Un attentat au camion piégé fait au moins 140 morts et 300 blessés à Mogadiscio. © Reuters/ Feisal Omar

C'est l'attaque la plus meurtrière de l'histoire de la Somalie, affirment les autorités. L'explosion d'un camion piégé a fait au moins 300 morts et autant de blessés samedi 14 octobre 2017 dans le centre de Mogadiscio. On disait les shebabs somaliens affaiblis, ils viennent de montrer leur capacité de rebond. 500 000 Somaliens ont été tués dans cette guerre qui dure depuis plus de 20 ans.

«Tous les hôpitaux de Mogadiscio sont remplis des victimes de l'explosion. Ce qui s'est passé est une tragédie sans précédent», a déclaré à l'AFP Abdukadir Haji Aden, directeur du principal service ambulancier de Mogadiscio. Le président somalien a décidé un deuil de trois jours.
 
L'explosion s'est produite devant l'hôtel Safari, un établissement populaire qui n'est d'ordinaire pas fréquenté par des responsables gouvernementaux. Habituellement, les islamistes shebabs ciblent plutôt les hôtels dans lesquels résident les responsables officiels. 

Toute la nuit et dans la journée de dimanche, les secouristes ont fouillé les décombres des immeubles touchés, pour essayer de retrouver de nouveaux corps, et le bilan pourrait encore augmenter. Les shebabs ont juré la perte du fragile gouvernement central somalien, soutenu par la communauté internationale et par les 22.000 hommes de la force de l'Union africaine (Amisom).

Affaiblis mais toujours dangereux 
Les shebabs ont été chassés de Mogadiscio en août 2011 et ont ensuite perdu l'essentiel de leurs bastions. Mais ils restent bien enracinés dans le pays où ils contrôlent toujours de vastes zones rurales.
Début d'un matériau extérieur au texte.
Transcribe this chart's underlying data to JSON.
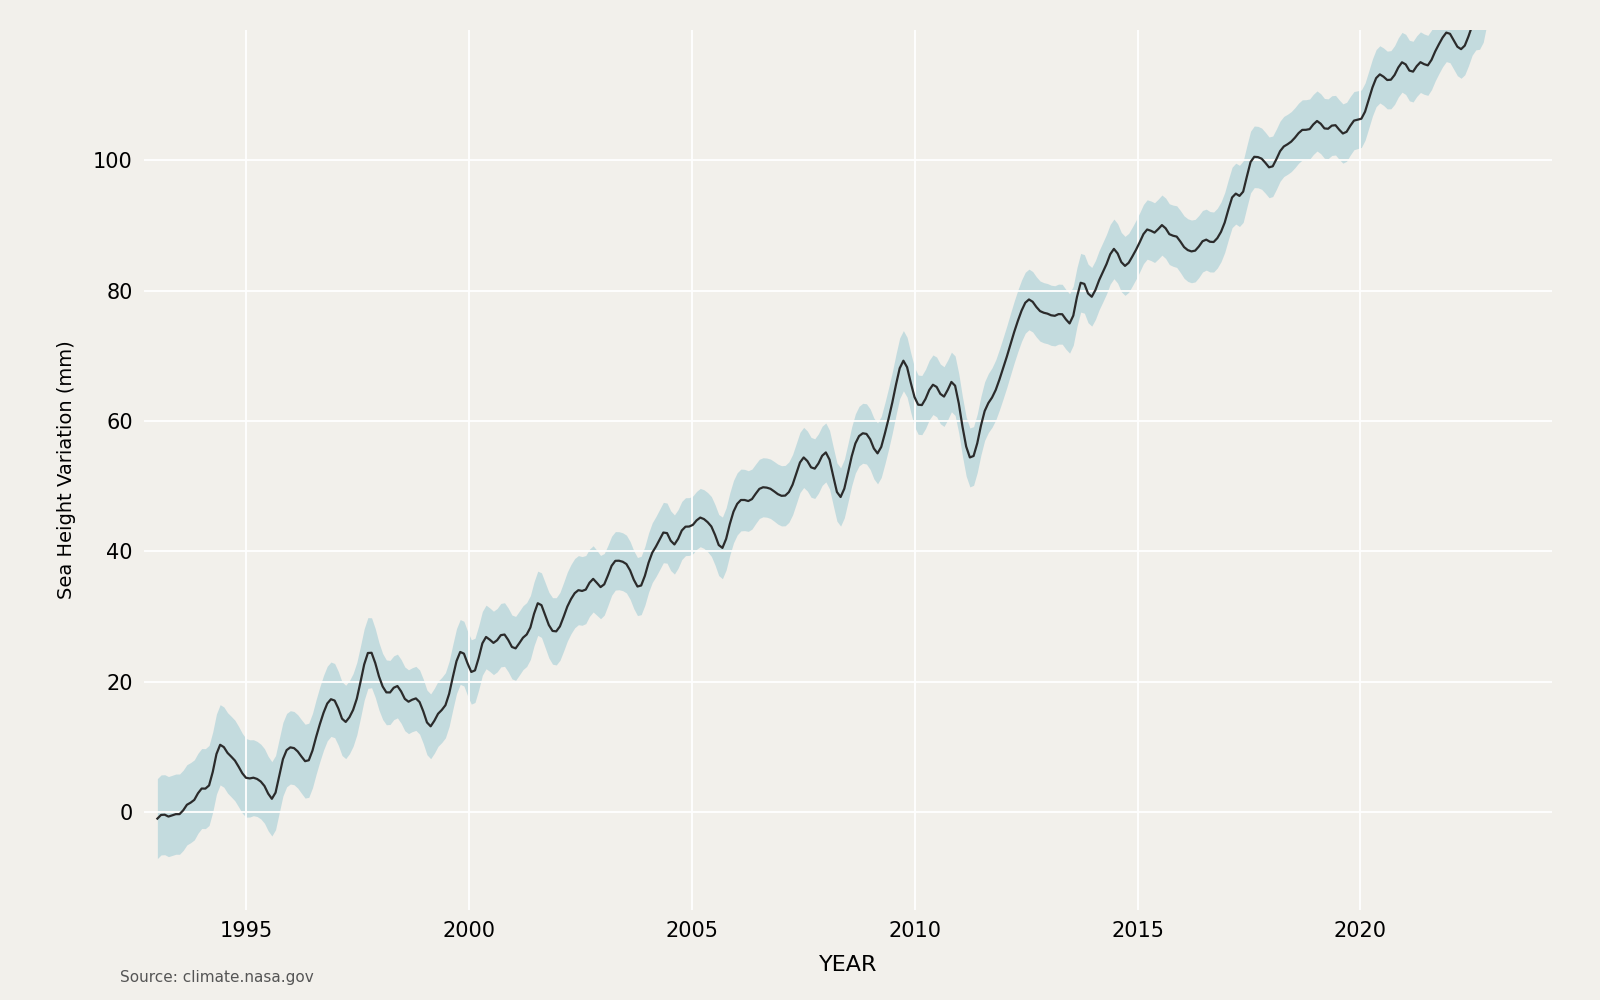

De là, ils mènent des opérations de guérilla et des attentats-suicides, souvent dans la capitale, et contre des bases militaires, somaliennes ou étrangères.
 
L'attentat du 14 octobre a eu lieu deux jours après l'annonce de la démission du ministre de la Défense et du chef de l'armée. Aucune explication officielle n’a été donnée pour éclaircir cette spectaculaire double démission. Certains font le lien avec une série de revers subis par l’armée face aux shebabs depuis début septembre. Les terroristes islamistes ont attaqué des bases militaires à Bulogadud, Beled Hawo, El Wak et Barire, faisant de nombreuses victimes au sein de l’armée.

Les effectifs des shebabs, estimés à 9 000 hommes, se répartissent entre recrutés locaux et combattants islamistes étrangers, venus notamment des pays arabes et du sous-continent indo-pakistanais.

Versant dans tous les trafics (ivoire, drogue, rançons), les shebabs sont aujourd’hui affaiblis, et leur mouvement est divisé en factions rivales mais leur capacité de nuisance est encore forte, comme vient de le montrer ce terrible attentat. Les contestations internes se sont accentuées à mesure de la montée en puissance du groupe Etat islamique. Les combattants de Daech, défaits en Iraq et en Syrie, pourraient rejoindre la Somalie. Un pays stratégique, sur la mer Rouge, et le canal de Suez.